Banlieue Sud-Est
René Fallet
Éditions
Domat 1949
Certains livres vous filent une grande claque dans la gueule. C’est le cas de « Banlieue Sud-Est » de René Fallet. Et magistrale encore. Je me dis que ce livre aurait mérité le prix Goncourt 1949, année de sa publication. Mais, cette année-là, c’est Robert Merle qui l’a décroché pour « Week-end à Zuydcoote ». Ah, ben merde, alors.
René Fallet est né en 1927 à Villeneuve-Saint-Georges. Il a 13 ans en 1940 et donc 17 ans en 1944, époque à laquelle se déroule ce récit autobiographique à peine romancé (il a changé les noms des protagonistes). Il fait partie de cette génération dont on a volé la jeunesse. La guerre, le rationnement, l’Occupation : tout leur est tombé sur le coin de la tronche sans qu’ils ne demandent rien.
Fallet raconte cette adolescence en bande qui tente d’exister, à Villeneuve-Saint-Georges, leur centre du monde, dont Paris est simplement « la banlieue ». Les copains, leur fraternité, leurs bagarres, leur unité face à ce monde qui les a engendrés et qu’ils rejettent, les petits boulots, les petites arnaques, le marché noir, les flirts, les amourettes et la grande passion que va vivre le personnage de Bernard dans lequel chacun reconnaîtra l’auteur.
Ces jeunes se foutent du conflit, des Boches, des Américains, des Russes. Ils veulent leur paquet de clopes, leur phono et leur musique de jazz, peloter les filles lors de la séance de ciné du dimanche devant Gary Cooper. Ils reprochent à la génération précédente de les avoir balancés dans ce bourbier qui a fait d’eux des rebelles, des malpolis, des pressés de vivre. Mais la réalité se charge de les rattraper. Villeneuve-Saint-Georges est aussi une gare de triage stratégique que les alliés ne tardent pas à bombarder allègrement.

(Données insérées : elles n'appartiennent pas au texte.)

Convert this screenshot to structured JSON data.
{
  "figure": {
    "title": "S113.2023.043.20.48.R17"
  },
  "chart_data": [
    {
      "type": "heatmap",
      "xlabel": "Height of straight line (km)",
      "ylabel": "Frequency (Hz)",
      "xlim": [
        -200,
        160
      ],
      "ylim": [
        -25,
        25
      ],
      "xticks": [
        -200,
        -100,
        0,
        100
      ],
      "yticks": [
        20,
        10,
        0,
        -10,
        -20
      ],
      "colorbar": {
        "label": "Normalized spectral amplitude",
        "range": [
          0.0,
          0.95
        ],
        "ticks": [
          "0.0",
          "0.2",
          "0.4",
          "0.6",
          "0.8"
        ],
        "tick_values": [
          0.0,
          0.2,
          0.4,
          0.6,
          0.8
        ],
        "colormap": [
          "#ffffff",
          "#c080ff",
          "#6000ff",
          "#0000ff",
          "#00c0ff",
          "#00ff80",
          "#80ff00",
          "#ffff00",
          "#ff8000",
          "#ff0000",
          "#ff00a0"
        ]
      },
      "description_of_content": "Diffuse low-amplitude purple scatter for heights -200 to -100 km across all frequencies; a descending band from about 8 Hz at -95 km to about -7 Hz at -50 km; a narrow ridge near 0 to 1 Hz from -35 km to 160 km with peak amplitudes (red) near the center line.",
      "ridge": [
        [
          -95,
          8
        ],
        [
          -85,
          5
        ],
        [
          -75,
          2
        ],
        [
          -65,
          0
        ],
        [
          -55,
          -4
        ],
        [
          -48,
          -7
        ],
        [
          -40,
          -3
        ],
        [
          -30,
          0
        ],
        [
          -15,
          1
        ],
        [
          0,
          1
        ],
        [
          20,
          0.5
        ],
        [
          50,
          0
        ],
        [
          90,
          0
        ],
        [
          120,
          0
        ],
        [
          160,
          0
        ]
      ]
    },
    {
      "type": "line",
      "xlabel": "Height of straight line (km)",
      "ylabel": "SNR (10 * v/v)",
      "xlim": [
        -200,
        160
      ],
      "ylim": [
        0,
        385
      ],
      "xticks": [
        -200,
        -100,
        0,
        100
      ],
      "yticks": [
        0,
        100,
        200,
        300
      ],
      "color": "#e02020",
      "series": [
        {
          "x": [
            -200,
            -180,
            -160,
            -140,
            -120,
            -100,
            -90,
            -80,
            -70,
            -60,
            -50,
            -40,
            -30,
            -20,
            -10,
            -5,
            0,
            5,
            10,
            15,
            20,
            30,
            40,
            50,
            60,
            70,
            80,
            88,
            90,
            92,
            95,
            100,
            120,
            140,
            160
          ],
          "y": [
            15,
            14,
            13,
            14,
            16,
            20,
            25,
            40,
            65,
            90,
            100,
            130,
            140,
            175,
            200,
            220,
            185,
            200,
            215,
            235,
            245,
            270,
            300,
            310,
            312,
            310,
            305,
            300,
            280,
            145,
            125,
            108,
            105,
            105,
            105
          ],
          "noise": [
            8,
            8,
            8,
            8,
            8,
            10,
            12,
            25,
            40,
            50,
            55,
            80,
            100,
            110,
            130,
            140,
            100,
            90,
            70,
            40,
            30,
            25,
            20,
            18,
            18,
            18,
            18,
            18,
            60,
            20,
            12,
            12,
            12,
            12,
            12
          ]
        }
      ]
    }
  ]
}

Au milieu de ce chaos, leurs amourettes adolescentes continuent de rouler tant bien que mal. Le machisme des garçons cache leur côté fleur bleue. Les filles se donnent, mais jamais complètement. Vus de l’extérieur ils passent pour de beaux enfoirés et elles pour de belles salopes. Mais ils sont simplement jeunes et dans l’urgence de bouffer l’existence. Et lorsque ça déraille, il faut faire face.
Ce livre magnifique, dur et poétique à la fois, précieux et argotique, invente un nouveau langage au sortir de la guerre. C’est Célinien et Rimbaldien à la fois, plein de verve et d’émotion. Fallet a 19 ans quand il met un point final à ce texte, son premier roman. Incroyable, c’est un coup de génie. Il porte un regard sans concession sur lui-même, sur les 94 % de Français qui n’ont eu aucune réaction pendant l’occupation et qui se sont seulement préoccupés de continuer à vivre, « le reste on s’en fout ». Je suis encore sous le coup de l’émotion alors je ne vais pas en dire plus pour l’instant sinon qu’il faudrait ressortir ce chef-d’œuvre de l’oubli et admettre que « La soupe aux choux » n’est pas le meilleur livre de René Fallet, même s’il nous a bien fait marrer. Il a caché le vrai talent de cet auteur.